Il s’est rengorgé et offusqué comme un coq plein de coups de soleil pataugeant dans un pot de crème autobronzante. La file infinie de clients derrière lui a pris un air un peu intimidé et estomaqué de mon audace. Heureusement, ma patronne a éclaté d’un rire sonore et elle a gentiment aplati la situation d’une excuse en l’air.

Comme on a mis en place un service de courses à emporter (un « drive »), j’ai préparé ses courses à la mère de ma patronne. À chaque fois qu’elle vient voir sa fille au magasin elle reste longtemps assise au soleil sur la petite table devant la vitrine, à fumer des clopes en se prélassant.

Ma patronne m’a dit que sa mère était déprimée à cause du gouvernement, et je suis bien d’accord avec elle. Je fais ses courses avec application.

Aujourd’hui je mange des bananes et je bois du café au lait d’amande. Mon cerveau n’ayant pas été dévoré par les clients, je vais pouvoir mener ma passionnante vie d’enfermée.

Le travail s’est changé en suce-personne. J’ai l’impression d’être la mère protectrice responsable de la bonne santé de chacun de ces idiots de clients incapables de respecter les quelques règles de sécurité mises en place lors de leur unique sortie de la semaine.

 

Oxicorde dr

 

Je suis à sec de café et de cigarettes, je dois sortir en racheter.

Dehors il n’y a que des fous. Les rats de la ville et des souterrains ont pris possession de l’espace déserté par la population. Un SDF m’interpelle poliment pour me demander d’appeler le 115, puis de taper 3 : recherche d’abri en temps de confinement.
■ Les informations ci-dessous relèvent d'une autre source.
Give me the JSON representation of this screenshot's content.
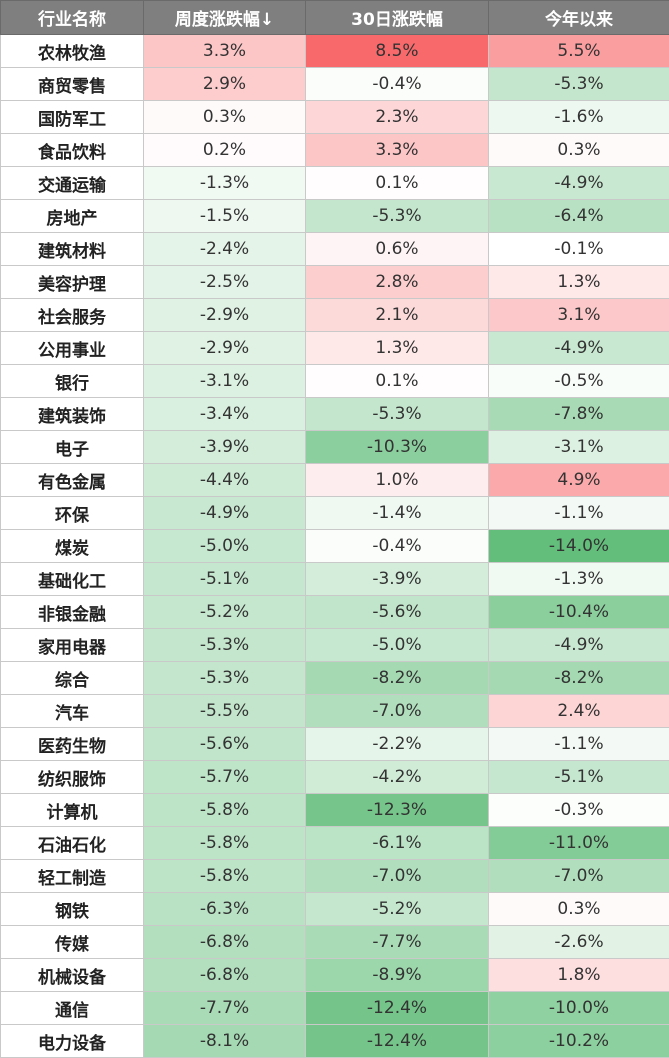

Comme de juste, personne ne répond, et je suis obligée de l’abandonner à son sort au bout de 5 minutes de sonneries dans le vide.
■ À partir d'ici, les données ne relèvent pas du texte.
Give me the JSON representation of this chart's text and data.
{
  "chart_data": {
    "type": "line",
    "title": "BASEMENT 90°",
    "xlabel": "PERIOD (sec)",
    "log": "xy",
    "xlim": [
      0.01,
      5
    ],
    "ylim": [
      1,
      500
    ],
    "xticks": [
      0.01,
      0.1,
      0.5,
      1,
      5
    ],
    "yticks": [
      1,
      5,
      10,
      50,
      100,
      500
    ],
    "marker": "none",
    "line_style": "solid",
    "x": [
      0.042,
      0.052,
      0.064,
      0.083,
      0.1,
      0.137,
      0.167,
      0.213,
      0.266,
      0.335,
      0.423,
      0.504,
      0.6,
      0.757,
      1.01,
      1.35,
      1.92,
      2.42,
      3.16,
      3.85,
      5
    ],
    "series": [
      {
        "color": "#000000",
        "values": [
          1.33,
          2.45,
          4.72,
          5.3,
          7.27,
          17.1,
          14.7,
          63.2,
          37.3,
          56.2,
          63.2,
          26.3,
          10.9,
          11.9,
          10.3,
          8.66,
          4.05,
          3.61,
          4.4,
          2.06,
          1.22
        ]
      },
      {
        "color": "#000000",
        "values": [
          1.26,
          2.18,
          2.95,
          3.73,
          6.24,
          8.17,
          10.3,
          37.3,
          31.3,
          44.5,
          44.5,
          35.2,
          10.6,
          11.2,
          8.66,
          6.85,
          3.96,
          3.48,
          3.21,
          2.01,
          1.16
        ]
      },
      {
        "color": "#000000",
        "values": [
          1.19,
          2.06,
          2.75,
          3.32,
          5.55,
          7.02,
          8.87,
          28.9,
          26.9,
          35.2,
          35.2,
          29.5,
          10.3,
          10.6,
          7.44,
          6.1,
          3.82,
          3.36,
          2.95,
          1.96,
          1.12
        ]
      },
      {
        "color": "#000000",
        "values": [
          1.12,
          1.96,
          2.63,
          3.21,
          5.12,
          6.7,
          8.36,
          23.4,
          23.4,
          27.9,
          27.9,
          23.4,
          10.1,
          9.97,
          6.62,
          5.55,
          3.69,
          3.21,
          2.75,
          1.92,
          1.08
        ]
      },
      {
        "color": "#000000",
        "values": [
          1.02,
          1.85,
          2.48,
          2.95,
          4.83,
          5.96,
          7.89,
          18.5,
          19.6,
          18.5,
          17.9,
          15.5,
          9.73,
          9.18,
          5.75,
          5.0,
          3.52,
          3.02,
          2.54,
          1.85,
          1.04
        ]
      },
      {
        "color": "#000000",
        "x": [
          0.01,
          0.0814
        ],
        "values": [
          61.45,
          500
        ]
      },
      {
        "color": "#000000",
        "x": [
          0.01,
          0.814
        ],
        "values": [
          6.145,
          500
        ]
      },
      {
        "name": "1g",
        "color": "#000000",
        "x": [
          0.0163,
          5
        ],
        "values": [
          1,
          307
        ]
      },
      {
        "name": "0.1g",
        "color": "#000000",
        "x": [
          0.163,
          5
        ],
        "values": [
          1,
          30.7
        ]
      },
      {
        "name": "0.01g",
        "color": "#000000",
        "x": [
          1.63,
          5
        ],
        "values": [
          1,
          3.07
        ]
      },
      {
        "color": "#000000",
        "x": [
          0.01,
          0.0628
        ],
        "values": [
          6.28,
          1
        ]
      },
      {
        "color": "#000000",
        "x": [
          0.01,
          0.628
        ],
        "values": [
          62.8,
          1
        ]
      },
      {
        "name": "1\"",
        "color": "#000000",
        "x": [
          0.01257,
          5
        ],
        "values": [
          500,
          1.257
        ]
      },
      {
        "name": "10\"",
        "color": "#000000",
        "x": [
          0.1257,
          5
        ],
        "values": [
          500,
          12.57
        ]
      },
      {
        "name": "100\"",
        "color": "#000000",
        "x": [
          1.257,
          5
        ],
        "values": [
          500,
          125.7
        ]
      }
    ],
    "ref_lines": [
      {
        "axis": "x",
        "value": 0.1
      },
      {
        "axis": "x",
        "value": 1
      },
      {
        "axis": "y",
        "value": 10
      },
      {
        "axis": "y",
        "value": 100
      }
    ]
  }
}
Munie de mon café et de mes cigarettes, je m’enferme pour ne plus bouger de la semaine. J’ai froid et j’ai la nausée. Je suis peut-être malade mais je crois qu’en fait de maladie je n’ai que celles de la solitude et du dégoût.

Vendredi 27 mars 2020

Hier j’ai laissé mon ordinateur me dévorer, alors aujourd’hui j’ai décidé de le faire taire. J’ai rêvé que j’étais au village, en Ukraine. Le soleil était chaud et lourd, la route de terre sèche encadrée d’herbes jaunies, griffues et indisciplinées. Je me calme et j’essaye de prendre mon mal en patience. Ici il fait gris, j’aurais préféré rester au village.

Peut-être que finalement la guerre ce ne sont que les violences sous-jacentes refaisant surface pour cracher leur venin au visage du monde qui fait mine de les oublier, de s’en être défait. La tante de ma colocataire se meurt d’un cancer du poumon, elle va passer l’arme à gauche d’ici quelques heures.
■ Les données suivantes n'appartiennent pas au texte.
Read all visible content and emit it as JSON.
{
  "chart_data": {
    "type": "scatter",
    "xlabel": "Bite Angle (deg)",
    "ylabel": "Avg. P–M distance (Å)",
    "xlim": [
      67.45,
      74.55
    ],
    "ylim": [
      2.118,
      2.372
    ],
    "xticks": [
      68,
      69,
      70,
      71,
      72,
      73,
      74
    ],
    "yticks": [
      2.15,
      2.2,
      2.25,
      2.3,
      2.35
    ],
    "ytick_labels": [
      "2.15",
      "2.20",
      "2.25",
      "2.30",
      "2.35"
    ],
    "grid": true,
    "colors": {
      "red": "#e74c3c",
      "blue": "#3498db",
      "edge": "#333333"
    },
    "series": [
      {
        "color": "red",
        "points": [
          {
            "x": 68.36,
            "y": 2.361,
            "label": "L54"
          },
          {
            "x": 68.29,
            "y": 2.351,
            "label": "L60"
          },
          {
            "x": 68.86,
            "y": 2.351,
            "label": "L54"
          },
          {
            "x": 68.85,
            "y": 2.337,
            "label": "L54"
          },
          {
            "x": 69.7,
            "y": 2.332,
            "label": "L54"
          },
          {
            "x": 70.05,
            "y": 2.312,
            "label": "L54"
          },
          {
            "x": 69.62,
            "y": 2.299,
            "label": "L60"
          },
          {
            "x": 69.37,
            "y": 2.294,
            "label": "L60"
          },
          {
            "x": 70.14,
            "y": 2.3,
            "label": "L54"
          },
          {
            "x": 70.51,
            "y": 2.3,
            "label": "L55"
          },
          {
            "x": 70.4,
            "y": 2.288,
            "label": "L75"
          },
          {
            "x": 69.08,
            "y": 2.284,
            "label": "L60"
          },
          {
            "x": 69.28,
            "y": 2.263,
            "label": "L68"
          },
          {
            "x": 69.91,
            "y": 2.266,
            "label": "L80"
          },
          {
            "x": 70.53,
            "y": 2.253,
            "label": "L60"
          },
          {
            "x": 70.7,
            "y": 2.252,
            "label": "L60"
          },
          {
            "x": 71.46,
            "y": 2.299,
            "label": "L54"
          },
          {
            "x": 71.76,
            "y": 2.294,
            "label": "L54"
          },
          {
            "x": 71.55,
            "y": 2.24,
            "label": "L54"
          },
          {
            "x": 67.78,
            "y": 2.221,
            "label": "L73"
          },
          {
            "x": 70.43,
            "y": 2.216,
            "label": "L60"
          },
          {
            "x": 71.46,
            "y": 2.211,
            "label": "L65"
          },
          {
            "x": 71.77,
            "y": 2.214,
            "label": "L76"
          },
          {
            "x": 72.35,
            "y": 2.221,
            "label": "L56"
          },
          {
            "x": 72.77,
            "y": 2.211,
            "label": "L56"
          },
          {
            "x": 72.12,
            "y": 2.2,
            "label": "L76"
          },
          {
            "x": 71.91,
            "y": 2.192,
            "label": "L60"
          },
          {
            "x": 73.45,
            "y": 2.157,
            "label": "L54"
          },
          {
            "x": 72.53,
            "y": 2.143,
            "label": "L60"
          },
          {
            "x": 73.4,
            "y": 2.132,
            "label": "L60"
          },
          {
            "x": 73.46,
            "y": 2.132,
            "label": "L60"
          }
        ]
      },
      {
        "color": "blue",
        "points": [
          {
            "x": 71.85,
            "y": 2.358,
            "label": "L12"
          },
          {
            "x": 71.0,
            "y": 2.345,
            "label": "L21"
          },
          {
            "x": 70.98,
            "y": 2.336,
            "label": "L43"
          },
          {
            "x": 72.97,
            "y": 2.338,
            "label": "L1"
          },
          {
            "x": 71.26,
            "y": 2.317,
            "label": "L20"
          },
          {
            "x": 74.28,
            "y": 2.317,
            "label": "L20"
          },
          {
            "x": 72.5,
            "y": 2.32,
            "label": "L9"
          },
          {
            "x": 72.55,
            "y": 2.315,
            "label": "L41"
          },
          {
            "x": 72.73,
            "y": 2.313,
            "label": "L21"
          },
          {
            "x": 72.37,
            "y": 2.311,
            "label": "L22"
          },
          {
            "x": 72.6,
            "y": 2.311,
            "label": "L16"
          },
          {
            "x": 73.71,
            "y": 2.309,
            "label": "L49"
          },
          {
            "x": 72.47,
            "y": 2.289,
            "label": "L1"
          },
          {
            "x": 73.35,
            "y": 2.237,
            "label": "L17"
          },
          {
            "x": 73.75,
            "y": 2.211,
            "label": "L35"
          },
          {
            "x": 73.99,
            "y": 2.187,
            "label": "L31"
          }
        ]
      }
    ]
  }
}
La mort nous poursuit sans nous laisser de répit. Je ne sais pas si je dois l’ignorer comme une insolente qu’on fait taire ou l’inviter dans mon lit pour m’habituer à sa présence.

Samedi 28 mars 2020

La tante est morte cette nuit à 2h du matin, seule à l’hôpital. Elle sera également seule à s’enterrer. Ma colocataire rentre du travail en semant ses larmes jusqu’entre mes bras. J’essaye de la réconforter.

Pour la première fois depuis une dizaine de jours il fait beau. Nous allons déjeuner sur le toit-terrasse. Deux tourterelles entrent dans notre appartement par la fenêtre pendant que nous n’y sommes pas. Elles picorent une assiette sale, se posent sur le rebord du lave-vaisselle puis s’envolent.

Je trompe mon ennui sur les rebords d’une pizza ronde et chaude comme le soleil.